Other standouts include the Young-inspired High Wire, the Jerry Lee Lewis boogie Ain’t Young Ain’t Pretty, the Memphis-brass shuffle Lettin’ Go of Hangin’ On and the Ry Cooder-esque title track, a not-so-thinly-veiled look at the firmament that is the music business. “It’s about my experience pitching to Music Row. It’s about the lip service and bromides ya hear from all quarters. About living on the outside looking in. It’s about talking some trash and being OK doing my own thing,” admits Wayne.

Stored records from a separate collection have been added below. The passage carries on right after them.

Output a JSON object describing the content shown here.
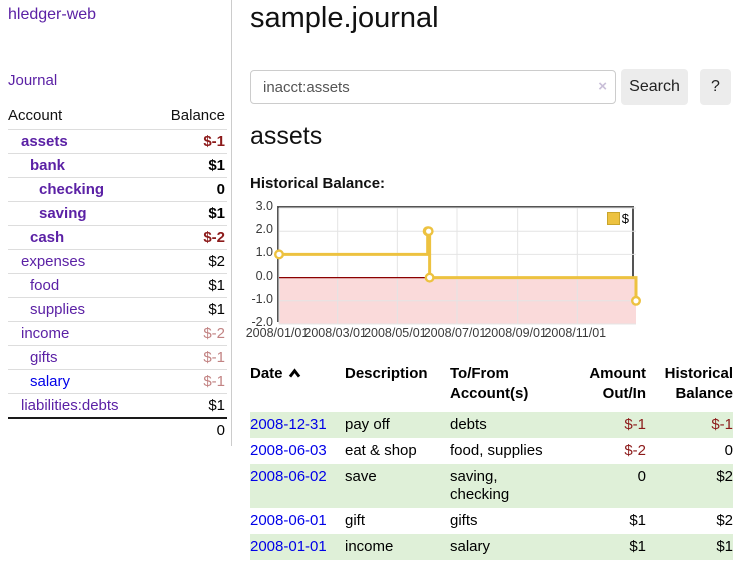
{
  "sidebar": {
    "app_title": "hledger-web",
    "nav": {
      "journal": "Journal"
    },
    "table": {
      "col_account": "Account",
      "col_balance": "Balance"
    },
    "accounts": [
      {
        "name": "assets",
        "balance": "$-1",
        "indent": 1,
        "bold": true,
        "balance_neg": true
      },
      {
        "name": "bank",
        "balance": "$1",
        "indent": 2,
        "bold": true,
        "balance_neg": false
      },
      {
        "name": "checking",
        "balance": "0",
        "indent": 3,
        "bold": true,
        "balance_neg": false
      },
      {
        "name": "saving",
        "balance": "$1",
        "indent": 3,
        "bold": true,
        "balance_neg": false
      },
      {
        "name": "cash",
        "balance": "$-2",
        "indent": 2,
        "bold": true,
        "balance_neg": true
      },
      {
        "name": "expenses",
        "balance": "$2",
        "indent": 1,
        "bold": false,
        "balance_neg": false
      },
      {
        "name": "food",
        "balance": "$1",
        "indent": 2,
        "bold": false,
        "balance_neg": false
      },
      {
        "name": "supplies",
        "balance": "$1",
        "indent": 2,
        "bold": false,
        "balance_neg": false
      },
      {
        "name": "income",
        "balance": "$-2",
        "indent": 1,
        "bold": false,
        "balance_soft_neg": true
      },
      {
        "name": "gifts",
        "balance": "$-1",
        "indent": 2,
        "bold": false,
        "balance_soft_neg": true
      },
      {
        "name": "salary",
        "balance": "$-1",
        "indent": 2,
        "bold": false,
        "balance_soft_neg": true,
        "link_blue": true
      },
      {
        "name": "liabilities:debts",
        "balance": "$1",
        "indent": 1,
        "bold": false,
        "balance_neg": false
      }
    ],
    "total": "0"
  },
  "main": {
    "title": "sample.journal",
    "search": {
      "value": "inacct:assets",
      "placeholder": "",
      "clear_glyph": "×",
      "button_label": "Search",
      "help_label": "?"
    },
    "account_heading": "assets",
    "chart_label": "Historical Balance:"
  },
  "chart_data": {
    "type": "line",
    "step": true,
    "title": "Historical Balance",
    "series": [
      {
        "name": "$",
        "color": "#edc240",
        "points": [
          [
            "2008-01-01",
            1
          ],
          [
            "2008-06-01",
            2
          ],
          [
            "2008-06-02",
            2
          ],
          [
            "2008-06-03",
            0
          ],
          [
            "2008-12-31",
            -1
          ]
        ]
      }
    ],
    "x_range": [
      "2008-01-01",
      "2008-12-31"
    ],
    "x_ticks": [
      "2008/01/01",
      "2008/03/01",
      "2008/05/01",
      "2008/07/01",
      "2008/09/01",
      "2008/11/01"
    ],
    "y_ticks": [
      "3.0",
      "2.0",
      "1.0",
      "0.0",
      "-1.0",
      "-2.0"
    ],
    "ylim": [
      -2,
      3
    ],
    "grid": true,
    "legend": "$",
    "legend_position": "top-right",
    "grid_color": "#e4e4e4",
    "border_color": "#545454",
    "negative_region_color": "#fadada",
    "zero_line_color": "#8b0000"
  },
  "register": {
    "headers": {
      "date": "Date",
      "sort_indicator": "chevron-up",
      "description": "Description",
      "accounts": "To/From Account(s)",
      "amount": "Amount Out/In",
      "balance": "Historical Balance"
    },
    "rows": [
      {
        "date": "2008-12-31",
        "description": "pay off",
        "accounts": "debts",
        "amount": "$-1",
        "balance": "$-1",
        "amount_neg": true,
        "balance_neg": true,
        "shaded": true
      },
      {
        "date": "2008-06-03",
        "description": "eat & shop",
        "accounts": "food, supplies",
        "amount": "$-2",
        "balance": "0",
        "amount_neg": true,
        "balance_neg": false,
        "shaded": false
      },
      {
        "date": "2008-06-02",
        "description": "save",
        "accounts": "saving, checking",
        "amount": "0",
        "balance": "$2",
        "amount_neg": false,
        "balance_neg": false,
        "shaded": true
      },
      {
        "date": "2008-06-01",
        "description": "gift",
        "accounts": "gifts",
        "amount": "$1",
        "balance": "$2",
        "amount_neg": false,
        "balance_neg": false,
        "shaded": false
      },
      {
        "date": "2008-01-01",
        "description": "income",
        "accounts": "salary",
        "amount": "$1",
        "balance": "$1",
        "amount_neg": false,
        "balance_neg": false,
        "shaded": true
      }
    ]
  },
  "colors": {
    "link_purple": "#5b21a5",
    "link_blue": "#0000e8",
    "negative_red": "#8c1a1a",
    "negative_rose": "#c28383",
    "row_stripe_green": "#dff0d8",
    "series_gold": "#edc240"
  }
}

Coyote marks his second collaboration with producer Dennis. The pair first worked together on his 2019 EP Ragged, which contained the Rolling Stones-flavored Partner in Crime. For the new recording, Dennis once again enlisted some of Nashville’s finest, including keyboardist Lee J. Turner (Darius Rucker, Bo Bice, Miranda Lambert), pedal steel player Mike Daly (Hank Williams Jr., Travis Tritt), Tim Lorsch (fiddle, cello) and vocalist Madison Hardy Dennis.
After two years of writing, recording, and the occasional zoom excursion, Wayne is ready to bring the songs to life at a special record release show this spring with the cast and crew from Coyote. The journeyman is eager to throw back his head and howl.